Abstract

The mechanism of carbon nanotube (CNT) nucleation and growth has been under investigation for 15 years, since the discovery of this most explored material of the 20th century. Prior models have attempted the extension of classical transport mechanisms used to explain the older, bigger, micron-sized filamentous carbon formations. In July 2000, a more thorough, detailed, nonclassical, and relativistic mechanism was formulated considering the detailed dynamics of the electronics of relativistic spin and rehybridization dynamics between the carbon and the catalyst via novel mesoscopic phenomena driven by intrinsic dynamical ferromagnetic fields by spin currents and spin waves of the catalyst for activating catalytically stimulated, synchronized, orchestrated, simultaneous, and coherent hydrocarbon decomposition, adsorption, absorption, transport, electronic subshell rehybridization by spin mechanics, and multi-atomic bond rearrangements for the nucleation and growth of the CNT. In this dynamical magnetic mechanism, quantum Hall effects and relativistic Dirac spin effects of intense many body spin–orbital interactions for novel orbital hybrid dynamics (the Little Effect) were proposed due to the mesoscopic size of the system. The formulation of this dynamical ferromagnetic mechanism naturally led to the first realization and explanation of a physical basis for ferromagnetic nanocarbon.

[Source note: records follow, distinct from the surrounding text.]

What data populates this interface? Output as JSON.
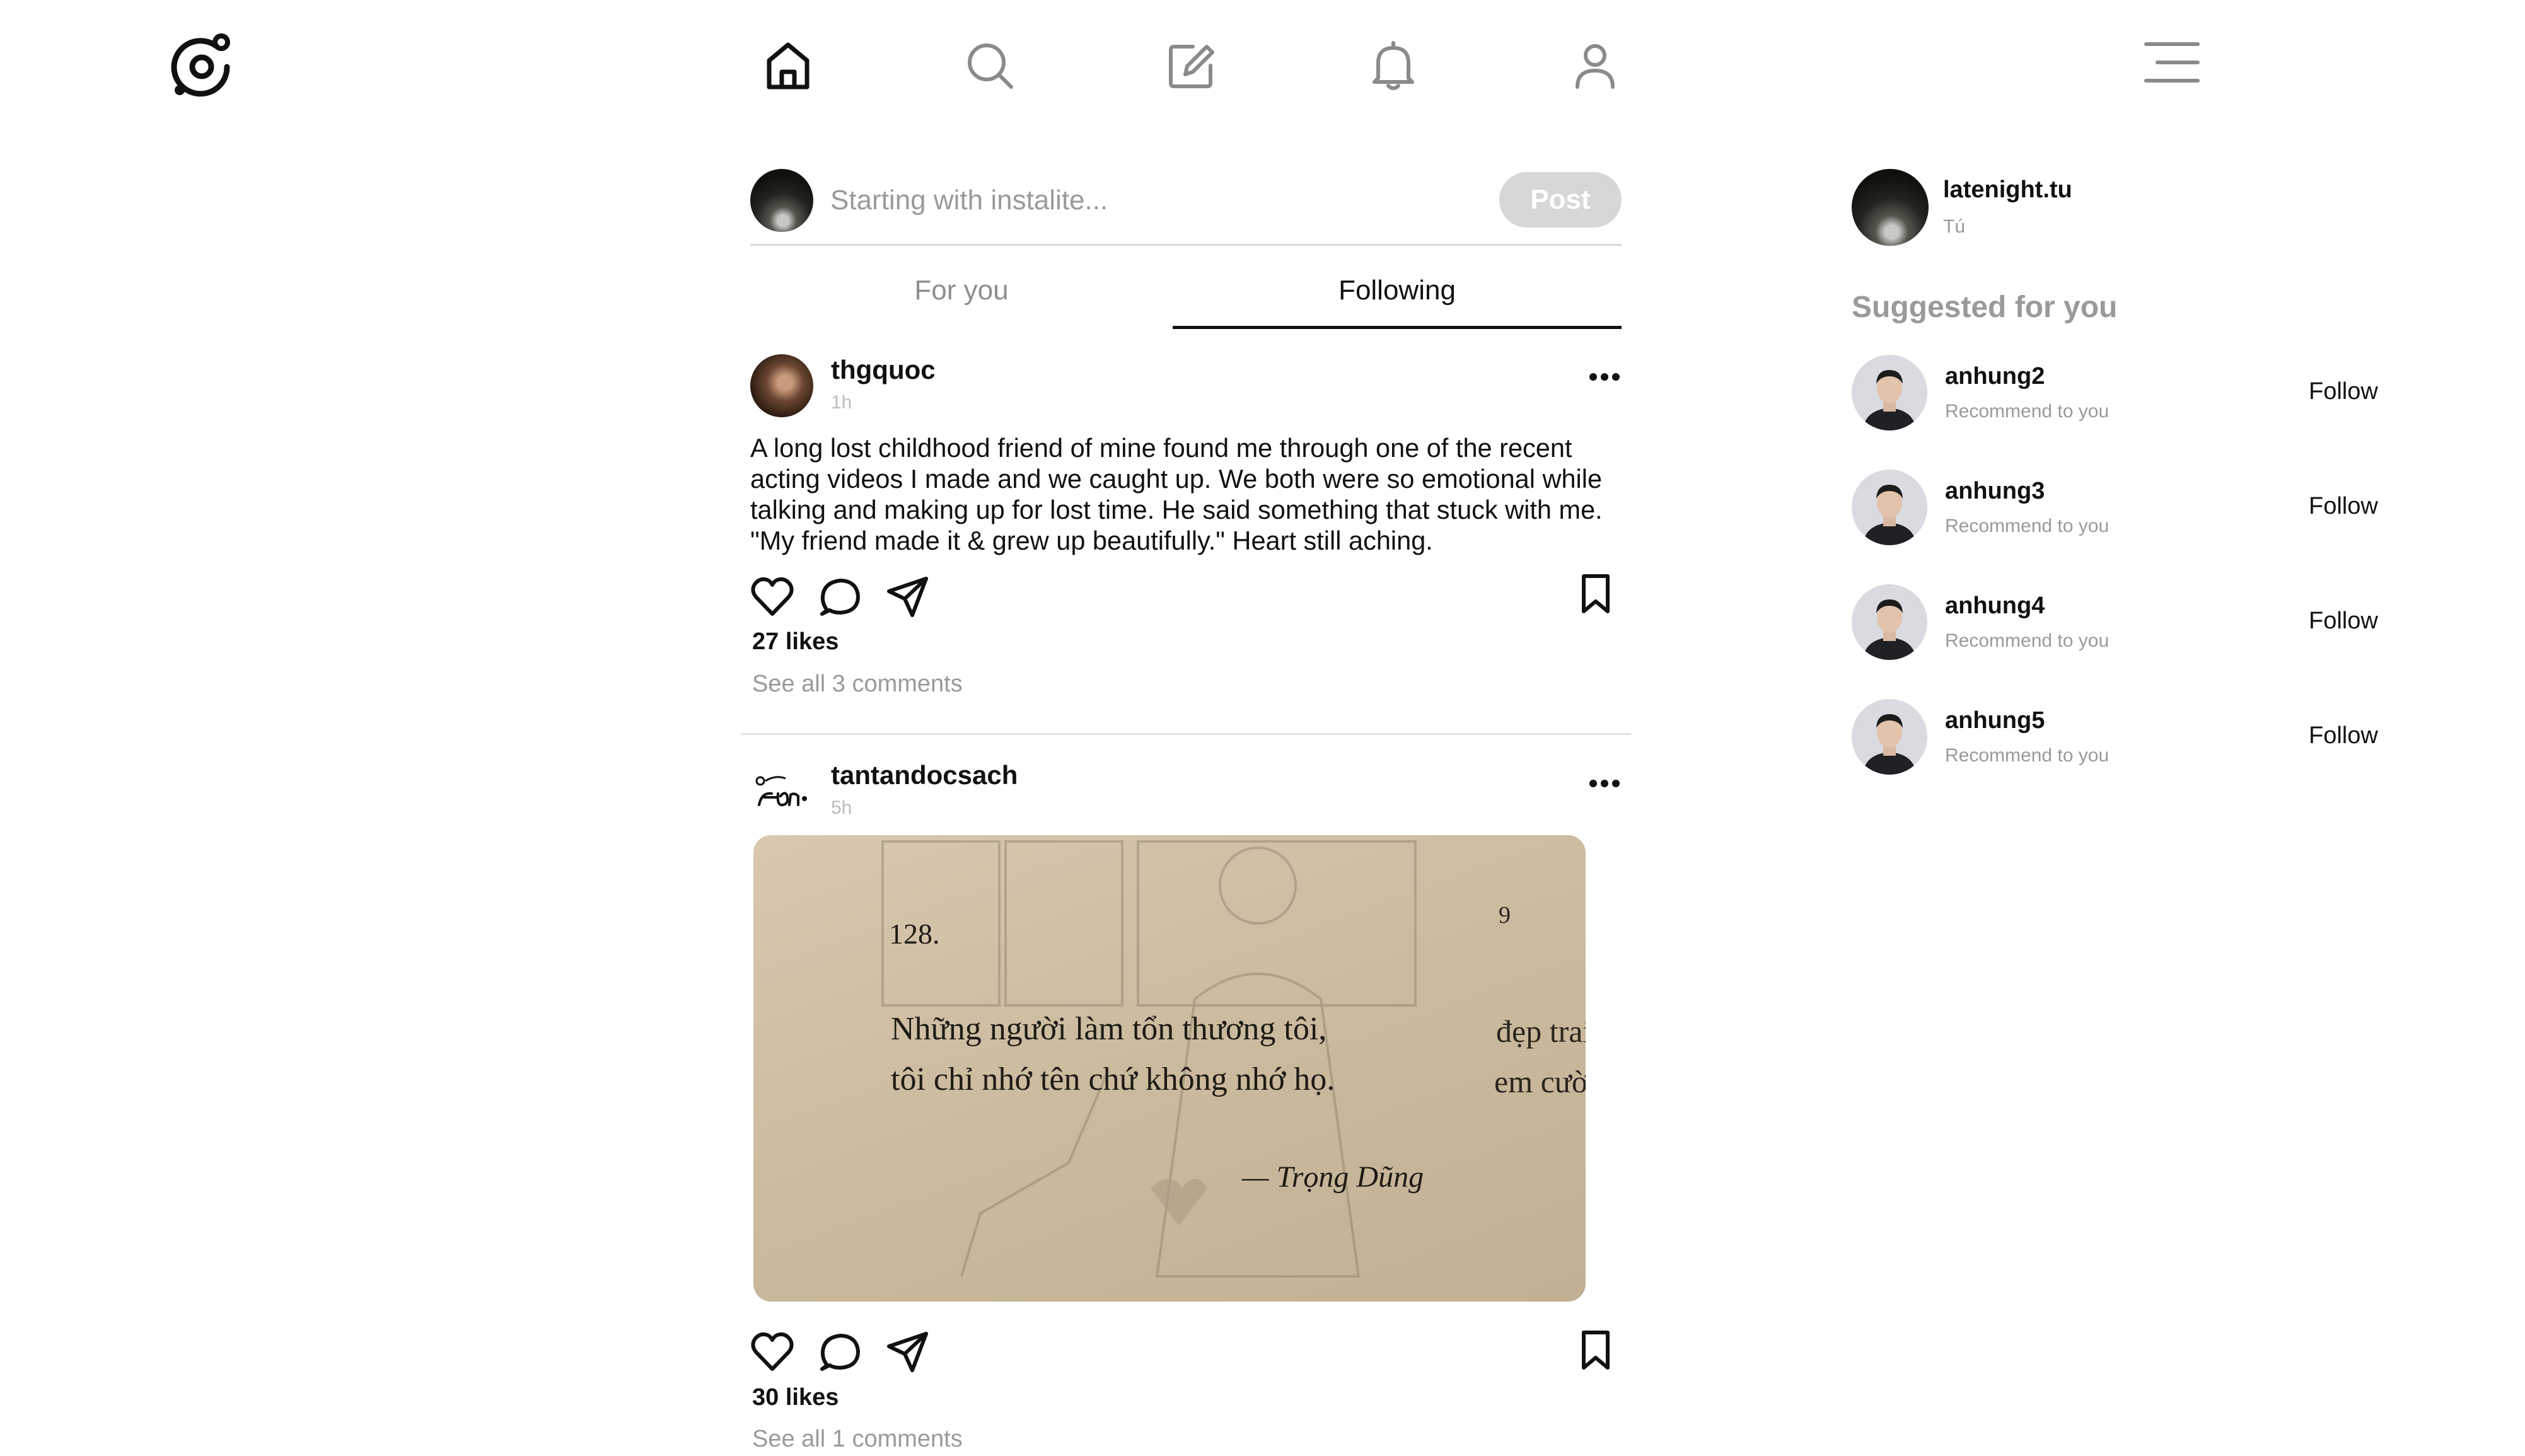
{
  "nav": {
    "items": [
      "home-icon",
      "search-icon",
      "compose-icon",
      "notifications-icon",
      "profile-icon"
    ],
    "active": "home-icon"
  },
  "composer": {
    "placeholder": "Starting with instalite...",
    "post_label": "Post"
  },
  "tabs": [
    {
      "label": "For you",
      "active": false
    },
    {
      "label": "Following",
      "active": true
    }
  ],
  "posts": [
    {
      "username": "thgquoc",
      "time": "1h",
      "text": "A long lost childhood friend of mine found me through one of the recent acting videos I made and we caught up. We both were so emotional while talking and making up for lost time. He said something that stuck with me. \"My friend made it & grew up beautifully.\" Heart still aching.",
      "likes": "27 likes",
      "comments": "See all 3 comments"
    },
    {
      "username": "tantandocsach",
      "time": "5h",
      "image": {
        "number": "128.",
        "line1": "Những người làm tổn thương tôi,",
        "line2": "tôi chỉ nhớ tên chứ không nhớ họ.",
        "author": "— Trọng Dũng",
        "edge1": "9",
        "edge2": "đẹp trai lọ",
        "edge3": "em cười đ"
      },
      "likes": "30 likes",
      "comments": "See all 1 comments"
    }
  ],
  "sidebar": {
    "me": {
      "username": "latenight.tu",
      "fullname": "Tú"
    },
    "suggested_title": "Suggested for you",
    "suggestions": [
      {
        "username": "anhung2",
        "subtitle": "Recommend to you",
        "action": "Follow"
      },
      {
        "username": "anhung3",
        "subtitle": "Recommend to you",
        "action": "Follow"
      },
      {
        "username": "anhung4",
        "subtitle": "Recommend to you",
        "action": "Follow"
      },
      {
        "username": "anhung5",
        "subtitle": "Recommend to you",
        "action": "Follow"
      }
    ]
  },
  "colors": {
    "text": "#111111",
    "muted": "#9a9a9a",
    "post_button_disabled": "#d7d7d9",
    "divider": "#d9d9d9"
  }
}
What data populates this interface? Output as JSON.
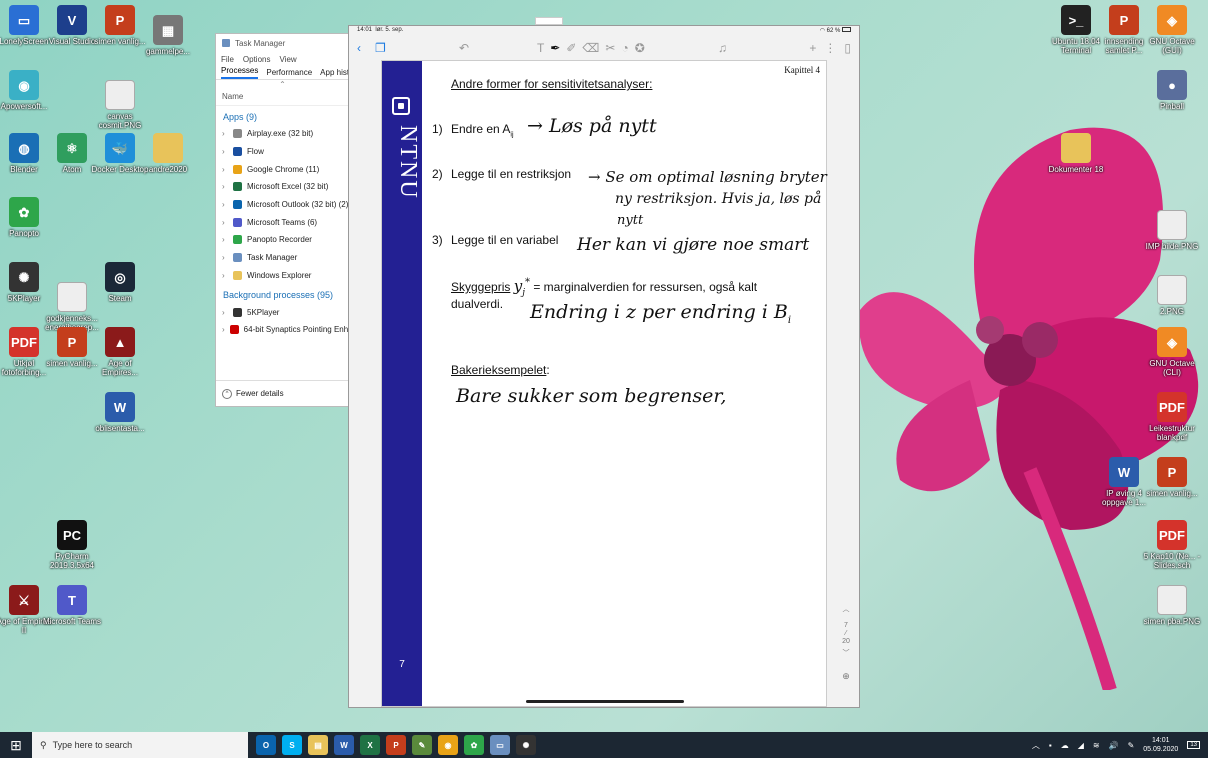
{
  "desktop_icons_left": [
    {
      "label": "LonelyScreen",
      "color": "#2a6fd4",
      "glyph": "▭",
      "pos": "a"
    },
    {
      "label": "Visual Studio",
      "color": "#1d3f8c",
      "glyph": "V",
      "pos": "b"
    },
    {
      "label": "simen vanlig...",
      "color": "#c43e1c",
      "glyph": "P",
      "pos": "c"
    },
    {
      "label": "gammelpe...",
      "color": "#777",
      "glyph": "▦",
      "pos": "d"
    },
    {
      "label": "Apowersoft...",
      "color": "#3ab0c6",
      "glyph": "◉",
      "pos": "e"
    },
    {
      "label": "canvas cosmit.PNG",
      "color": "#eee",
      "glyph": "",
      "pos": "f"
    },
    {
      "label": "Blender",
      "color": "#1a6fb5",
      "glyph": "◍",
      "pos": "g"
    },
    {
      "label": "Atom",
      "color": "#2f9e5e",
      "glyph": "⚛",
      "pos": "h"
    },
    {
      "label": "Docker Desktop",
      "color": "#1f8fd9",
      "glyph": "🐳",
      "pos": "i"
    },
    {
      "label": "andre2020",
      "color": "#e8c35a",
      "glyph": "",
      "pos": "j"
    },
    {
      "label": "Panopto",
      "color": "#2ea64a",
      "glyph": "✿",
      "pos": "k"
    },
    {
      "label": "5KPlayer",
      "color": "#333",
      "glyph": "✺",
      "pos": "l"
    },
    {
      "label": "godkjenneks... energibegrep...",
      "color": "#eee",
      "glyph": "",
      "pos": "m"
    },
    {
      "label": "Steam",
      "color": "#1b2838",
      "glyph": "◎",
      "pos": "n"
    },
    {
      "label": "Utkjøl fotoforbing...",
      "color": "#d4332b",
      "glyph": "PDF",
      "pos": "o"
    },
    {
      "label": "simen vanlig...",
      "color": "#c43e1c",
      "glyph": "P",
      "pos": "p"
    },
    {
      "label": "Age of Empires...",
      "color": "#8b1a1a",
      "glyph": "▲",
      "pos": "q"
    },
    {
      "label": "oblisentasta...",
      "color": "#2b5cab",
      "glyph": "W",
      "pos": "r"
    },
    {
      "label": "PyCharm 2019.3.5x64",
      "color": "#111",
      "glyph": "PC",
      "pos": "s"
    },
    {
      "label": "Age of Empires II",
      "color": "#8b1a1a",
      "glyph": "⚔",
      "pos": "t"
    },
    {
      "label": "Microsoft Teams",
      "color": "#5059c9",
      "glyph": "T",
      "pos": "u"
    }
  ],
  "desktop_icons_right": [
    {
      "label": "Ubuntu 18.04 Terminal",
      "color": "#222",
      "glyph": ">_",
      "pos": "A"
    },
    {
      "label": "innsending samlet P...",
      "color": "#c43e1c",
      "glyph": "P",
      "pos": "B"
    },
    {
      "label": "GNU Octave (GUI)",
      "color": "#f08a24",
      "glyph": "◈",
      "pos": "C"
    },
    {
      "label": "Pinball",
      "color": "#5a6e9c",
      "glyph": "●",
      "pos": "D"
    },
    {
      "label": "Dokumenter 18",
      "color": "#e8c35a",
      "glyph": "",
      "pos": "E"
    },
    {
      "label": "IMP bilde.PNG",
      "color": "#eee",
      "glyph": "",
      "pos": "F"
    },
    {
      "label": "2.PNG",
      "color": "#eee",
      "glyph": "",
      "pos": "G"
    },
    {
      "label": "GNU Octave (CLI)",
      "color": "#f08a24",
      "glyph": "◈",
      "pos": "H"
    },
    {
      "label": "Leikestruktur blankpdf",
      "color": "#d4332b",
      "glyph": "PDF",
      "pos": "I"
    },
    {
      "label": "IP øving 4 oppgave 1...",
      "color": "#2b5cab",
      "glyph": "W",
      "pos": "J"
    },
    {
      "label": "simen vanlig...",
      "color": "#c43e1c",
      "glyph": "P",
      "pos": "K"
    },
    {
      "label": "5 Kap10 (Ne... - Slides.sch",
      "color": "#d4332b",
      "glyph": "PDF",
      "pos": "L"
    },
    {
      "label": "simen pba.PNG",
      "color": "#eee",
      "glyph": "",
      "pos": "M"
    }
  ],
  "task_manager": {
    "title": "Task Manager",
    "menu": [
      "File",
      "Options",
      "View"
    ],
    "tabs": [
      "Processes",
      "Performance",
      "App history"
    ],
    "column": "Name",
    "apps_header": "Apps (9)",
    "apps": [
      {
        "name": "Airplay.exe (32 bit)",
        "color": "#888"
      },
      {
        "name": "Flow",
        "color": "#1a4fa0"
      },
      {
        "name": "Google Chrome (11)",
        "color": "#e8a317"
      },
      {
        "name": "Microsoft Excel (32 bit)",
        "color": "#1f7244"
      },
      {
        "name": "Microsoft Outlook (32 bit) (2)",
        "color": "#0a64ad"
      },
      {
        "name": "Microsoft Teams (6)",
        "color": "#5059c9"
      },
      {
        "name": "Panopto Recorder",
        "color": "#2ea64a"
      },
      {
        "name": "Task Manager",
        "color": "#6a8fbf"
      },
      {
        "name": "Windows Explorer",
        "color": "#e8c35a"
      }
    ],
    "bg_header": "Background processes (95)",
    "bg": [
      {
        "name": "5KPlayer",
        "color": "#333"
      },
      {
        "name": "64-bit Synaptics Pointing Enha",
        "color": "#c00"
      }
    ],
    "fewer": "Fewer details"
  },
  "ipad": {
    "status_time": "14:01",
    "status_date": "lør. 5. sep.",
    "status_battery": "62 %",
    "chapter": "Kapittel 4",
    "heading": "Andre former for sensitivitetsanalyser:",
    "item1_num": "1)",
    "item1": "Endre en A",
    "item1_sub": "ij",
    "item2_num": "2)",
    "item2": "Legge til en restriksjon",
    "item3_num": "3)",
    "item3": "Legge til en variabel",
    "shadow_word": "Skyggepris",
    "shadow_sym": "y",
    "shadow_sub": "j",
    "shadow_sup": "*",
    "shadow_rest": " = marginalverdien for ressursen, også kalt",
    "shadow_line2": "dualverdi.",
    "bakeri": "Bakerieksempelet",
    "bakeri_colon": ":",
    "hand1": "→ Løs på nytt",
    "hand2a": "→ Se om optimal løsning bryter",
    "hand2b": "ny restriksjon. Hvis ja, løs på",
    "hand2c": "nytt",
    "hand3": "Her kan vi gjøre noe smart",
    "hand4": "Endring i z per endring i B",
    "hand4_sub": "i",
    "hand5": "Bare sukker som begrenser,",
    "ntnu": "NTNU",
    "page_number": "7",
    "nav_page": "7",
    "nav_total": "20"
  },
  "taskbar": {
    "search_placeholder": "Type here to search",
    "icons": [
      {
        "name": "outlook",
        "color": "#0a64ad",
        "glyph": "O"
      },
      {
        "name": "skype",
        "color": "#00aff0",
        "glyph": "S"
      },
      {
        "name": "file-explorer",
        "color": "#e8c35a",
        "glyph": "▤"
      },
      {
        "name": "word",
        "color": "#2b5cab",
        "glyph": "W"
      },
      {
        "name": "excel",
        "color": "#1f7244",
        "glyph": "X"
      },
      {
        "name": "powerpoint",
        "color": "#c43e1c",
        "glyph": "P"
      },
      {
        "name": "notepad",
        "color": "#5a8a3c",
        "glyph": "✎"
      },
      {
        "name": "chrome",
        "color": "#e8a317",
        "glyph": "◉"
      },
      {
        "name": "panopto",
        "color": "#2ea64a",
        "glyph": "✿"
      },
      {
        "name": "remote",
        "color": "#6a8fbf",
        "glyph": "▭"
      },
      {
        "name": "5kplayer",
        "color": "#333",
        "glyph": "✺"
      }
    ],
    "time": "14:01",
    "date": "05.09.2020",
    "notif_count": "13"
  }
}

This discovered ferromagnetism of the carbon and the forming CNT intermediates facilitates the coupling of the CNT to the ferrocatalyst for the spin currents and spin waves of the catalyst to organize and synchronize the 12 steps for the nucleation and growth processes of the CNT. Here, this dynamical ferromagnetic mechanism of CNT formation via spin currents and spin waves is proven by imposing both an external static magnetic field via the bore of a strong DC magnet and an external dynamic magnetic field via intense radio frequency electromagnetic radiation for influencing the proposed spin currents and spin waves for the observations of the static magnetic field's hindrance on the CNT formation and the dynamic magnetic field's enhancement and selectivity of CNT nucleation and growth.